Author and environmentalist Richard Louv, in an excerpt from his new book, The Nature Principle, explains:
"Can time in nature nurture genius itself - or taking walks outdoors improve the ability of people with ADD to focus?
Creative genius is not the accumulation of knowledge; it's the ability to see patterns in the universe, to detect hidden links between what is and what could be."
[I add to this: It's also not spouting out facts and details, remembering trivia, or a high GPA. It's more of an ability to see beyond, see the big picture from disparate pieces.]
Louv argues that kids aren't the only ones missing out.This author made the case that today's children suffer from nature-deficit disorder.

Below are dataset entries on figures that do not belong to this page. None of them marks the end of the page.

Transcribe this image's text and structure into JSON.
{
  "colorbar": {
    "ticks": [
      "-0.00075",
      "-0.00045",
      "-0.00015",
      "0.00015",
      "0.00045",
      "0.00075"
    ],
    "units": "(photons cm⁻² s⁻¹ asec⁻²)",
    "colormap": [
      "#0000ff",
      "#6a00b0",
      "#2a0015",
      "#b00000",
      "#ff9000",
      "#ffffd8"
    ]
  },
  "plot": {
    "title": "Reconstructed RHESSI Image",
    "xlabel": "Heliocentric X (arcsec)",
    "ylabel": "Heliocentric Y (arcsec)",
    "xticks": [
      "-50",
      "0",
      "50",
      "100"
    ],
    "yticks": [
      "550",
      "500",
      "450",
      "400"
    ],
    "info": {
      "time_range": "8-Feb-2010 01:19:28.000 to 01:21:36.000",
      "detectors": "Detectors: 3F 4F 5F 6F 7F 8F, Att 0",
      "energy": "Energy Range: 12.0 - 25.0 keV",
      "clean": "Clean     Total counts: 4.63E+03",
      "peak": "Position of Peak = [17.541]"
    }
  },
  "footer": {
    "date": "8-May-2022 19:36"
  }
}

He explains:
"Gary Small, a professor of psychiatry at the University of California at Los Angeles, suggests that the breakneck pace of technological change is creating what he calls a brain gap between the generations, and this gap is opening in a single generation."
SMALL PILL MEET SMART BUG
Louv introduces physical benefits of exposure to a bacterium found in dirt with experiments on how this may make us smarter that our so-called "smart pills" in common use today:
"Mycobacterium vaccae, is usually ingested or inhaled when people spend time in nature. The effect wore off in a few weeks, but, Matthews said, the research suggests that the M. vaccae we come in contact with all the time in nature may "play a role" in learning in mammals. Smart pill, meet smart bug.